In her annual State of Education Address, Education Commissioner Deborah Gist revealed that 73 percent of this year’s senior class has met a new requirement tying test scores to a high school diploma. Just 60 percent of students had met the bar prior to re-taking the test in October.
“Lets not lose sight of the magnitude of what Rhode Island has accomplished,” Gist said. “More students today are ready to graduate, and they are much more ready to succeed beyond high school.”
The graduation requirement calls for high school juniors to earn a score of “partially proficient” or better on the NECAP standardized test to qualify for a diploma. Those who fail can re-take the test as seniors and must show improvement, or submit another test to demonstrate proficiency. Waivers are also available from school district leaders.
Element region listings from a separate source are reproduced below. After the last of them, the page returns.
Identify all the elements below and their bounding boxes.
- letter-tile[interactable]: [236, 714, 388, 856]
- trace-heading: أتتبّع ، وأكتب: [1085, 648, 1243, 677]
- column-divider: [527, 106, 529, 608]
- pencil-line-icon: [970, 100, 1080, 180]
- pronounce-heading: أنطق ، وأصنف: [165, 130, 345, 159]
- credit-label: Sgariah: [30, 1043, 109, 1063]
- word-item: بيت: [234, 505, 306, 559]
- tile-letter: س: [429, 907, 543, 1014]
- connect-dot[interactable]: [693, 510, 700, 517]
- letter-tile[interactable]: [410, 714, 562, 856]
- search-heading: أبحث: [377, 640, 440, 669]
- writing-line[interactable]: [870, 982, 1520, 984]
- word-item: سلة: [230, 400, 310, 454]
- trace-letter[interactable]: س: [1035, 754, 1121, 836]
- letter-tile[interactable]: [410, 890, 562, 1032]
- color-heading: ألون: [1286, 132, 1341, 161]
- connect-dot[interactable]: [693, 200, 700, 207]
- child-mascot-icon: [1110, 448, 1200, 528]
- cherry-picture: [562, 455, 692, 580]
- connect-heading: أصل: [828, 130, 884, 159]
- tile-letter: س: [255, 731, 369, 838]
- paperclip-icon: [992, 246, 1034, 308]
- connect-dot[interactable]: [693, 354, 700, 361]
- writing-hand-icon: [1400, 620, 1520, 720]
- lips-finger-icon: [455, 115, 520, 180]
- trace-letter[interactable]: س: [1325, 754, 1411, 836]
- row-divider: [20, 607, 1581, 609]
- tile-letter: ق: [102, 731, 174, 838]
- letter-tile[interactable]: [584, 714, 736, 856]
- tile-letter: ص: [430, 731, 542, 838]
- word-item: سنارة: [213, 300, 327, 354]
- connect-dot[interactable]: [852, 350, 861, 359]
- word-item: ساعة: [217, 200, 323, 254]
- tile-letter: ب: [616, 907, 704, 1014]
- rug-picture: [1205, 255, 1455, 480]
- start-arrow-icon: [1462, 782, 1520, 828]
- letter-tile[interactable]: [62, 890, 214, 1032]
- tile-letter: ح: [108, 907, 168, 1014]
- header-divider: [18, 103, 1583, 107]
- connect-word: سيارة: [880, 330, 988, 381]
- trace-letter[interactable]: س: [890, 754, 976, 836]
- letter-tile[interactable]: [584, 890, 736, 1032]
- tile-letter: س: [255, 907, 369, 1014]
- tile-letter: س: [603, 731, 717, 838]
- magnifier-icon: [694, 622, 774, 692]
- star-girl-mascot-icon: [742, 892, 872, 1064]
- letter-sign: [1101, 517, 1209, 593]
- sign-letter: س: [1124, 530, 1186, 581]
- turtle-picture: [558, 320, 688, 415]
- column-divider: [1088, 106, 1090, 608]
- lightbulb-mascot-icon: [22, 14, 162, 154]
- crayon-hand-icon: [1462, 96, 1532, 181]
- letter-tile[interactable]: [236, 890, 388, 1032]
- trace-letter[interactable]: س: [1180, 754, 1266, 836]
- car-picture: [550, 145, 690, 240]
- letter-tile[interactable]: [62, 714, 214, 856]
Gist delivered her address against a backdrop of growing criticism for some of her signature initiatives, including adopting the Common Core Standards, the use of comprehensive annual teacher evaluations, and the test-based graduation requirement. Roughly 4,000 seniors had to re-take the NECAP in October, and roughly 20 percent of this year’s senior class still has not met the testing requirement.
Still, Gist delivered a largely positive message, saying Rhode Island’s public schools are improving. She also announced an ambitious initiative to introduce dual language programs in every district by 2020.
State officials are scheduled to release today the latest graduation rates and NECAP scores for all students. The test of Math, English and Writing is administered to all 3rd-8th graders and 11th graders each October.